アサハン・アルミ合弁売却交渉 遂に約570億円で合意
インドネシアスマトラ島のアルミ製錬事業「アサハン・プロジェクト」の合弁会社の株式売却交渉で、12月9日、インドネシア政府が株式100%を取得することで双方が合意した。日本側は10月に売却条件を不服として、国際調停機関に仲裁を求める方針を示していたが、争いは回避された。

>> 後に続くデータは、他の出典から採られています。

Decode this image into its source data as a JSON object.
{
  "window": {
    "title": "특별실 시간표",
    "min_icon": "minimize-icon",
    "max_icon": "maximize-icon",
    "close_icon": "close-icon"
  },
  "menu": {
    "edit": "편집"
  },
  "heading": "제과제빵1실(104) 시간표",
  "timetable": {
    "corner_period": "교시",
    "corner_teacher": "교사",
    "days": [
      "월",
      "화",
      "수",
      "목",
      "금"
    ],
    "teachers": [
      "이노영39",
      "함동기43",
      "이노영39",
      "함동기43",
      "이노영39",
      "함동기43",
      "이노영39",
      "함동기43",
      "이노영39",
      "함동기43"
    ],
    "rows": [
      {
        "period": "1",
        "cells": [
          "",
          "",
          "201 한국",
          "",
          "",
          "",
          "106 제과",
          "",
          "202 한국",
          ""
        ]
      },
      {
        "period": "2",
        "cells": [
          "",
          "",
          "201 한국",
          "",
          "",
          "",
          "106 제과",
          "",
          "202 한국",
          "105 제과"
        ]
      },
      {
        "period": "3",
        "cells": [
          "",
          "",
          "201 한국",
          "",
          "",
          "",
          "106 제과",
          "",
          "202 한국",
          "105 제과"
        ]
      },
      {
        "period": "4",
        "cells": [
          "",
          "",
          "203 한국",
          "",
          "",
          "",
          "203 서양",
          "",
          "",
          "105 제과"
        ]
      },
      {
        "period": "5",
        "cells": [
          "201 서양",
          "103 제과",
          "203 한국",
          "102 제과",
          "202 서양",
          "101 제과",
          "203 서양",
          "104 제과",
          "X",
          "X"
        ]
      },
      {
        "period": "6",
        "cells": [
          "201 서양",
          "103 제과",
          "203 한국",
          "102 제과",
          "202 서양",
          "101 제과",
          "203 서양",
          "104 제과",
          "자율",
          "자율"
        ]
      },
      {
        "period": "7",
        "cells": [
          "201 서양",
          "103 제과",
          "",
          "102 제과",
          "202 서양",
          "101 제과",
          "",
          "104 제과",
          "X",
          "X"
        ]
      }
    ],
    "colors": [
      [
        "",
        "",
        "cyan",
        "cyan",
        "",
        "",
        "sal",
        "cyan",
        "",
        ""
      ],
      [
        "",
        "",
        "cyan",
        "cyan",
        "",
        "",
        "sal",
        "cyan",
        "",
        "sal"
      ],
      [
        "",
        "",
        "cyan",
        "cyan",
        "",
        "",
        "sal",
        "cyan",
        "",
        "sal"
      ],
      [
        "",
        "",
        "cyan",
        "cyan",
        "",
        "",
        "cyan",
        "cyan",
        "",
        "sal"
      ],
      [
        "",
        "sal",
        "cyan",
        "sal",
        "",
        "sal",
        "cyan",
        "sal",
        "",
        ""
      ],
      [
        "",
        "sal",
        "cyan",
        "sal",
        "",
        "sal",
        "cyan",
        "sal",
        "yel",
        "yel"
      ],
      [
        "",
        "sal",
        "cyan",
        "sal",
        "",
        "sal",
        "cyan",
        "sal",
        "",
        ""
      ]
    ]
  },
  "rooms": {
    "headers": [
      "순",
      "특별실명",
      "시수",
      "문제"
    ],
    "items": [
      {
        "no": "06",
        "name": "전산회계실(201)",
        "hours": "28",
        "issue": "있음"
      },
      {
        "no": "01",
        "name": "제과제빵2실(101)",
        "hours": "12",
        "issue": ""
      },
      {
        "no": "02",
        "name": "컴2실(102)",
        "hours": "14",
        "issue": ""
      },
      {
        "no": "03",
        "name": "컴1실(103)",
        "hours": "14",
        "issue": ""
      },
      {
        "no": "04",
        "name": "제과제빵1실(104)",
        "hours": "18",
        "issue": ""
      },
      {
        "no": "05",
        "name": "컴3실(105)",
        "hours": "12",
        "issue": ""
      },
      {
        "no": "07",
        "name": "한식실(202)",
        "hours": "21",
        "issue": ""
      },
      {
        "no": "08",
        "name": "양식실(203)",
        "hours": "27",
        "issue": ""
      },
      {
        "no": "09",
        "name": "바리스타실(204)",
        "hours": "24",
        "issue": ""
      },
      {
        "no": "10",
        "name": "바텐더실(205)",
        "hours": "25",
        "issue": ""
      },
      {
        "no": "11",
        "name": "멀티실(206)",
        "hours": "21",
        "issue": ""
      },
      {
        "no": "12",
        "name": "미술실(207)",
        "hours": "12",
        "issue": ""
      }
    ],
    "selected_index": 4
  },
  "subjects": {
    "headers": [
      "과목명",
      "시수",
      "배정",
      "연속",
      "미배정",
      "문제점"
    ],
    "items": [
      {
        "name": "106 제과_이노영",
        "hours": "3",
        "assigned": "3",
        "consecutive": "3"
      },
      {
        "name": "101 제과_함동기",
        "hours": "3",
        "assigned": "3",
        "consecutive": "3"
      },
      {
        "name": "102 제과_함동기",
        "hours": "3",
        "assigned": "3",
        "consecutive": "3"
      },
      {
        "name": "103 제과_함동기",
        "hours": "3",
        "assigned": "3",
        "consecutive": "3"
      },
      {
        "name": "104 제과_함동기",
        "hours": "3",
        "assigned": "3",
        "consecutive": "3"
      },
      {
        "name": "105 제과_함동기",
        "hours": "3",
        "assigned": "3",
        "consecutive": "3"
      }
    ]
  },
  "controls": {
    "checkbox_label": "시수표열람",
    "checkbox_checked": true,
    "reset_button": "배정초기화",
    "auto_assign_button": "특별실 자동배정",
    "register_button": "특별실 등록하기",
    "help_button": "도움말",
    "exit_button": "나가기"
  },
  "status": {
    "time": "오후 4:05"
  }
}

日本とインドネシアの共同アルミ製錬事業「アサハン・プロジェクト」の合弁会社インドネシア・アサハン・アルミニウム(イナルム)の株式は、日本協力機構(JICA)と住友化学など11社か出資する日本アサハンアルミニウム(NAA)が58.88%、インドネシア政府が41.12%を保有。今年10月31日の30年間の両者の合弁契約終了を前に、インドネシア政府は日本側の持ち分をすべて取得し、国有化する考えを示したが、イナルムの資産価値=株式の評価額を巡り、双方の主張が食い違い、交渉は難航。日本側が売却条件を不服とし、世界銀行の調停機関、投資紛争解決国際センター(ICSID)に仲裁を求める方針をインドネシア政府に伝えていた。
今回の合意に伴い、NAAの岡本敬彦社長が合弁を解消する契約を締結。30年の歴史に幕を閉じた。地元各紙(電子版)によると、ヒダヤット産業相は契約調印から5日以内にNAAへ、イナルム株の代金として5億5670万米㌦(約574億円)を支払うと説明した。